The participants in the experimental group performed about the same as the control group on the questions related to frequent situations, but they performed poorly on the four questions related unusual situations. This brought down the overall scores for the experimental group.[pause]
Apparently, the new assessment questions were not only introducing a new multimedia method, but also new performance goals. In order to properly evaluate the efficacy of the multimedia assessment method, the questions related to performing tasks in unusual situations need to be eliminated. The data from the original test should be re-evaluated after eliminating results from the four test questions related to unusual tasks. Only then, will we know if the new video assessment method actually made a difference.
Because a significant improvement occurred in the correlation between the end of training assessment and on the job performance scores, this is worth investigating further. However, in order to do this properly, the course, traditional assessment and on the job evaluation must be redesigned to include this new set of performance goals.Although a couple practice video assessments were included in the original experimental treatment, for this new study, the course should be redesigned to provide instruction on reacting in unusual situations. In turn, additional traditional test questions must be included in the end of training assessment.Finally, in order to complete a proper correlation study between the newly designed end-of-training assessment and job evaluation tool should then be modified so that type of situation observed -- frequent or unusual -- can be recorded.
Now, with the course redesigned, we can conduct a second study to evaluate how the addition of the performance impacts on the job performance. Similar to the first test that we have re-analyzed to focus on the multi-media test method, we’ll compare two groups of 20 trainees. The control will participate in the original course and assessment. However, when they are evaluated on the job, the observed situations will be indicated so that we can distinguish between performance in frequent and unusual conditions.

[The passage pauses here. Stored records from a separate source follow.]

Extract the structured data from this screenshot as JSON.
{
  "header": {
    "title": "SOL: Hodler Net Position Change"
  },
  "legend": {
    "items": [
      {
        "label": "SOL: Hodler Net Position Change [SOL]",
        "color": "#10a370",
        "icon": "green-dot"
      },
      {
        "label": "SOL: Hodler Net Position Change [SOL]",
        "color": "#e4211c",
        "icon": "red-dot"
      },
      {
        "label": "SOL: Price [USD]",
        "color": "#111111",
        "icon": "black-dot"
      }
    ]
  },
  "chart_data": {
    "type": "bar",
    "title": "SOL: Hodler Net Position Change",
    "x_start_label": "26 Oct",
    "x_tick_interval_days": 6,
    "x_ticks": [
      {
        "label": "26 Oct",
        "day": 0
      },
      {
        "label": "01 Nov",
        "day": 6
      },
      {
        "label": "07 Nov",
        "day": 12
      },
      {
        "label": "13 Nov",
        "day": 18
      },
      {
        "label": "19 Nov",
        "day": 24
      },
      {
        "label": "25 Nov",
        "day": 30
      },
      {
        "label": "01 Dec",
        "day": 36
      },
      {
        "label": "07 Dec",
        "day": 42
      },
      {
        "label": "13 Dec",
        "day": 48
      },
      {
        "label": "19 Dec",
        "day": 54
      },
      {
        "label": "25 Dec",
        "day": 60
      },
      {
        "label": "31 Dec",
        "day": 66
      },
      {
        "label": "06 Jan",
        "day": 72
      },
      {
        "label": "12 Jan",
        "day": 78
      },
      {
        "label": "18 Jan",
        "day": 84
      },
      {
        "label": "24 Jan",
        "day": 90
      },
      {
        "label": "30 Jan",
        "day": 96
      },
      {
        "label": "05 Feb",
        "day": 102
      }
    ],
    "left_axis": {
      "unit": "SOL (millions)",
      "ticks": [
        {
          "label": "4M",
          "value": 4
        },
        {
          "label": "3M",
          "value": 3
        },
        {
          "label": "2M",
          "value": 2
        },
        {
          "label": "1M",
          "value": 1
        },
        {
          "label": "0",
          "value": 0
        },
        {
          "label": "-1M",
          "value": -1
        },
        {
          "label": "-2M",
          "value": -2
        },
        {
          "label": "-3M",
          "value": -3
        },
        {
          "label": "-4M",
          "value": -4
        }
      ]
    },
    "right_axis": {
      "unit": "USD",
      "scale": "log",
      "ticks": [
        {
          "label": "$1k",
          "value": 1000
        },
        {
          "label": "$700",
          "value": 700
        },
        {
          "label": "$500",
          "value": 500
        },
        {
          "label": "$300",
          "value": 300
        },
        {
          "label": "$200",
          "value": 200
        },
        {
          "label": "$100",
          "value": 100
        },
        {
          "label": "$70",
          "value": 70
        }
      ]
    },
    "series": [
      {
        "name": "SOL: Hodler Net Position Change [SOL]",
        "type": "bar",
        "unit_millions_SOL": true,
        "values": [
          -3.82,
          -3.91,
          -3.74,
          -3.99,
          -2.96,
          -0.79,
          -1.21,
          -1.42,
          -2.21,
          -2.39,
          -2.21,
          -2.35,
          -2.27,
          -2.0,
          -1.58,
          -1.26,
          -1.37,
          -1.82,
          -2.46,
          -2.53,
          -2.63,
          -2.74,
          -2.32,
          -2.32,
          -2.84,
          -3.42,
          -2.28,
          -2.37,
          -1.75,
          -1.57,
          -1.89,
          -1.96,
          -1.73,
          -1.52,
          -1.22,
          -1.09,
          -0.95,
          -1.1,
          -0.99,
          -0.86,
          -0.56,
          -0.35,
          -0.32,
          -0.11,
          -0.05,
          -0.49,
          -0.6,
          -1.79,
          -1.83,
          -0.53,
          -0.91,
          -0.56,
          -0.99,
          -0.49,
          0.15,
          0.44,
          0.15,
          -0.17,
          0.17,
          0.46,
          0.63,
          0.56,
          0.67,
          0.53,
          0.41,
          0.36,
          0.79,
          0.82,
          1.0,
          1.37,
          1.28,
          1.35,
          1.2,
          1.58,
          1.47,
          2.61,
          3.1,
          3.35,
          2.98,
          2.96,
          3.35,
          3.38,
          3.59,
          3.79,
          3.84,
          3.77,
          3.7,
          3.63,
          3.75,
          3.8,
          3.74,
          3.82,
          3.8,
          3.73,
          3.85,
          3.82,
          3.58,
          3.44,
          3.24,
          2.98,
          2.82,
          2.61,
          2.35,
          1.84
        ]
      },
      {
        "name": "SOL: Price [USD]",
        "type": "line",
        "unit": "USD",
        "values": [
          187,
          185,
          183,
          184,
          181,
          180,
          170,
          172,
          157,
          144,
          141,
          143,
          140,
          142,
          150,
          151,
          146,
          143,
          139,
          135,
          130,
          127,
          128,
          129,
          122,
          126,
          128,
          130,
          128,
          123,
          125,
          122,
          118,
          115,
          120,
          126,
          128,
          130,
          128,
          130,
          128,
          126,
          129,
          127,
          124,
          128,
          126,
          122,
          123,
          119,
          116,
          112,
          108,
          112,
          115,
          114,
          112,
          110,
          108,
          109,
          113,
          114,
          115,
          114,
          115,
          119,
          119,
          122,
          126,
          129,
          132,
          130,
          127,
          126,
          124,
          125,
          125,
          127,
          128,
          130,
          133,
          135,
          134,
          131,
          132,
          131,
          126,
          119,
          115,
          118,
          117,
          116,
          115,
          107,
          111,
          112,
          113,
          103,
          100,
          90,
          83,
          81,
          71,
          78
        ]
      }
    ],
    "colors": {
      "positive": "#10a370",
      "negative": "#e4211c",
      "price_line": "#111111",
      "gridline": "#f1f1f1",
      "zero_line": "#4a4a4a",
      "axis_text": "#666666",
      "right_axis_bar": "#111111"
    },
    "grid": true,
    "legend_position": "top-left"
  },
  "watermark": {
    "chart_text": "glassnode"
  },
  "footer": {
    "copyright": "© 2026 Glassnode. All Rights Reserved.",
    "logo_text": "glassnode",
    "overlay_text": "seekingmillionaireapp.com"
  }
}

The same reliability analysis will be performed on the training assessment results from both groups. Like in the original test, the analysis will be performed twice -- once while combining the results related to each job task -- under both frequent and unusual conditions, then and again with the frequent and unusual performance goals reported separately.
Now it’s time to see how the end of training assessment correlates with on the job performance. First we’ll do this while disregarding the distinction between frequent and unusual performance goals. This will allow us to compare results with the the first test we have re-analyzed to measure the effectiveness of ONLY the multi-media assessment method.
Finally, because we suspect that the real reason for the improved performance may be due to the additional performance goals, we will analyze the correlation while distinguishing between the frequent and unusual performance goals.
Based on the re-evaluation of the original test without the confounding factor, and the results of the proposed second test, we will make a recommendation to either add content, assessment and performance evaluation to support the goals of completing all tasks in unusual situations, adopt the multimedia test method, or do both.